Plaintiff also asserts that the Court barred plaintiff from introducing evidence regarding Market Conduct Examinations and the Regulatory Settlement Agreements and amendments thereto, but this is an incorrect assertion. Extensive pretrial motions and argument took place on this issue. The Court did allow testimony about these adverse regulatory actions regarding defendant, when they pertained to issues directly affecting the plaintiff, and/or were not already subsumed within UNUM' own standards for reviewing disability claims. The Court also ruled that admitting evidence as to the origin of these regulatory materials was not relevant to plaintiff's claim and would have been unduly prejudicial to the defendants, and therefore excluded evidence of their origin under Federal Rule of Evidence 403. However, the Court did not exclude reference to these regulatory standards in total, as plaintiff's brief implies. These rulings were well within the Court's discretion. Although plaintiff's briefs, both the opening brief and the reply brief, try to give the impression that the Court excluded a great deal of plaintiff's proffered evidence, the opposite is true. Plaintiff was given significant and wide latitude in introducing both factual testimony and expert testimony supporting his claims, with adequate reference to the regulatory proceedings so heavily cited by plaintiff in his opening and reply briefs. The jury had a full picture of the plaintiff's claims and the reasons for UNUM's conduct. UNUM witnesses admitted at trial that it made some mistakes in handling the plaintiff's claims, and also admitted there was some delay. However, there was also evidence that the plaintiff was responsible for some delay, and that he had been receiving the benefits he was due under the contract for a significant period of time. All of the factual issues were resolved by the jury in favor of the defendant, as reflected in the jury's verdict. Plaintiff's briefs forget that the defendants are entitled, as the verdict winner, to a review of the evidence in the light most favorable to the defendants.

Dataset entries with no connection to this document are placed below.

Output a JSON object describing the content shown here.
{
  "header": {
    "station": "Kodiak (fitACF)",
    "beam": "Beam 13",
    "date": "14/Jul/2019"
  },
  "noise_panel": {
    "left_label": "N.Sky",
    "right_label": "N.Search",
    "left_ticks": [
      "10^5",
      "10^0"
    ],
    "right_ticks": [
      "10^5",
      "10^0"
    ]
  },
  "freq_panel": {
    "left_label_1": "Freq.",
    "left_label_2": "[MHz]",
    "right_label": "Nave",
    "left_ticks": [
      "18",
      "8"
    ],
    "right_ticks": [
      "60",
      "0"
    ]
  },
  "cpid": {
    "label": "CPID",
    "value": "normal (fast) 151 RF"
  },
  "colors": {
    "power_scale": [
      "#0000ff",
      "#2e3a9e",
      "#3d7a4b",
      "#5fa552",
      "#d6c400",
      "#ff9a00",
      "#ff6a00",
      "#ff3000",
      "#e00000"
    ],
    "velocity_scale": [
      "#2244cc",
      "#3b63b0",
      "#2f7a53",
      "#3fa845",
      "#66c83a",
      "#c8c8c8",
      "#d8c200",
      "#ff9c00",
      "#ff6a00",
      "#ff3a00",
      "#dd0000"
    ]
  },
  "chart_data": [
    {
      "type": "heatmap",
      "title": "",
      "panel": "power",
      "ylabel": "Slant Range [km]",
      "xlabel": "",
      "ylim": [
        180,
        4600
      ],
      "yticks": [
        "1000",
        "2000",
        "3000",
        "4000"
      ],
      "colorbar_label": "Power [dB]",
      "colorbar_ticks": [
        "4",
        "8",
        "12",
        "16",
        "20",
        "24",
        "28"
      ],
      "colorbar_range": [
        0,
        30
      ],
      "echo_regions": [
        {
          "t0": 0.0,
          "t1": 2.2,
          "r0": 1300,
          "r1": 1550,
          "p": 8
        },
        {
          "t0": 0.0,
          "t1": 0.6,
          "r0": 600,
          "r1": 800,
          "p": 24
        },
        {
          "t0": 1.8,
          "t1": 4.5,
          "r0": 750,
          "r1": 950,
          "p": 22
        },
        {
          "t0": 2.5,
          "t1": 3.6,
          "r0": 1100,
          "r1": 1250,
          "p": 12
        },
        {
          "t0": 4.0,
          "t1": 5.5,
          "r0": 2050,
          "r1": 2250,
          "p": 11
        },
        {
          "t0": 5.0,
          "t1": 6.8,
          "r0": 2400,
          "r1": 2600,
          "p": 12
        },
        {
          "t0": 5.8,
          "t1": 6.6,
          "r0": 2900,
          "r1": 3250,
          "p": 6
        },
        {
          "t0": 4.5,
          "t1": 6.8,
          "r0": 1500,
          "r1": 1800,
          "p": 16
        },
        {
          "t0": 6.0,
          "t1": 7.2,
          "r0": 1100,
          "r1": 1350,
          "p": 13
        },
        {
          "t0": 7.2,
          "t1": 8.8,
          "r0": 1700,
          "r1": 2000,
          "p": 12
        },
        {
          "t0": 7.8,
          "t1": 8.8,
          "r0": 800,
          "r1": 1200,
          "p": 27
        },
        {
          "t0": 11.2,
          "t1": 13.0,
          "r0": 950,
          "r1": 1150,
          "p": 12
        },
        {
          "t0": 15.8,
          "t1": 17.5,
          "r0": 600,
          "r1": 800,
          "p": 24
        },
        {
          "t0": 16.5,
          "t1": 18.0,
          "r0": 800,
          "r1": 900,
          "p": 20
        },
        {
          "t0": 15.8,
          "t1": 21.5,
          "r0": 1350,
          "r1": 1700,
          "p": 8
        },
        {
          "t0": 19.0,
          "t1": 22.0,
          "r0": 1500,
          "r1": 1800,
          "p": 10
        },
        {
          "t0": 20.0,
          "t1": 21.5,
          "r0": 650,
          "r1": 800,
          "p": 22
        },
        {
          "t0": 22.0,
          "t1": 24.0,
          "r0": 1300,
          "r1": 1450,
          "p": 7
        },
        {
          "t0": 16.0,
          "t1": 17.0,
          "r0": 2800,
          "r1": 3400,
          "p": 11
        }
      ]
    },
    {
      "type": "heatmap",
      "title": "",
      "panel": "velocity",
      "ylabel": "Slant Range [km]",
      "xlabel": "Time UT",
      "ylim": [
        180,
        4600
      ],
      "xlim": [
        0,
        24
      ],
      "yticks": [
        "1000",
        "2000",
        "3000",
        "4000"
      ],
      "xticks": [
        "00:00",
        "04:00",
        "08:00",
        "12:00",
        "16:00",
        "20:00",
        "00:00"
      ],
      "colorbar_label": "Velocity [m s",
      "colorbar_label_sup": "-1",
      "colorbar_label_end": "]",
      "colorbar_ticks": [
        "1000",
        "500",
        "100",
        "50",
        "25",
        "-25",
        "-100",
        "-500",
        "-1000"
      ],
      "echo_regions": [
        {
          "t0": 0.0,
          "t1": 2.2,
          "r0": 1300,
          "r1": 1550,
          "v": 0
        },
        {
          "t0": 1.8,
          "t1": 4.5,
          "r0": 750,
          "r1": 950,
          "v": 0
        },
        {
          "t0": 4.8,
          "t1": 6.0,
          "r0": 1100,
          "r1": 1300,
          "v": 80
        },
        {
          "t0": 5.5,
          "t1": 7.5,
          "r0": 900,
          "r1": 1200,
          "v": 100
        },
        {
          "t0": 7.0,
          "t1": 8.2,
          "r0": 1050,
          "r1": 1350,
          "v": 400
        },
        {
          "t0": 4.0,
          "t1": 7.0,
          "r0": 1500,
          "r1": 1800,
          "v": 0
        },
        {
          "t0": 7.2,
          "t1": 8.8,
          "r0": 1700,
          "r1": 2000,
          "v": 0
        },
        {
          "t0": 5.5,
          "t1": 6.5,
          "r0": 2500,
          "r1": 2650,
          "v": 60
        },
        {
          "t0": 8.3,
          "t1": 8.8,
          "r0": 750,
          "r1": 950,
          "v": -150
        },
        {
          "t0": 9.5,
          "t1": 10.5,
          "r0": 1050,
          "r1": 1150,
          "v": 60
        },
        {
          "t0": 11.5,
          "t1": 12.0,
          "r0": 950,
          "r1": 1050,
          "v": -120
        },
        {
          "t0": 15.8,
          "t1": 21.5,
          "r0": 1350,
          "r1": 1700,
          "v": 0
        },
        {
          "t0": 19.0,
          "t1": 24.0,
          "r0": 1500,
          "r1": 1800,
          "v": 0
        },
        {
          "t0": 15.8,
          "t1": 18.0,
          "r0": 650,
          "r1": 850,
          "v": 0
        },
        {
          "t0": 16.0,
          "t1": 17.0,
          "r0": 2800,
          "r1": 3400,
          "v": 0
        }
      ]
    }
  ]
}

The last assertion relates to plaintiff's complaints about the Court allowing defense expert William Hager to testify. Contrary to plaintiff's assertion, Mr. Hager did serve an expert report. This Court denied pretrial motions by both parties to exclude the others' experts. At trial, plaintiff was given wide latitude to cross examine Mr. Hager about his qualifications before he was allowed to testify as an expert. The Daubert decision does not require any more. This Court's determination to allow Mr. Hager to testify was in accord with Third Circuit interpretations of Daubert, and well within the Court's discretion.

For the above reasons, the post-trial motion (ECF 179) will be DENIED.

An appropriate Order follows.

FootNotes


1. Plaintiff's contract was with N.Y. Life, but it was serviced by UNUM. Paul revere was dismissed as a defendant.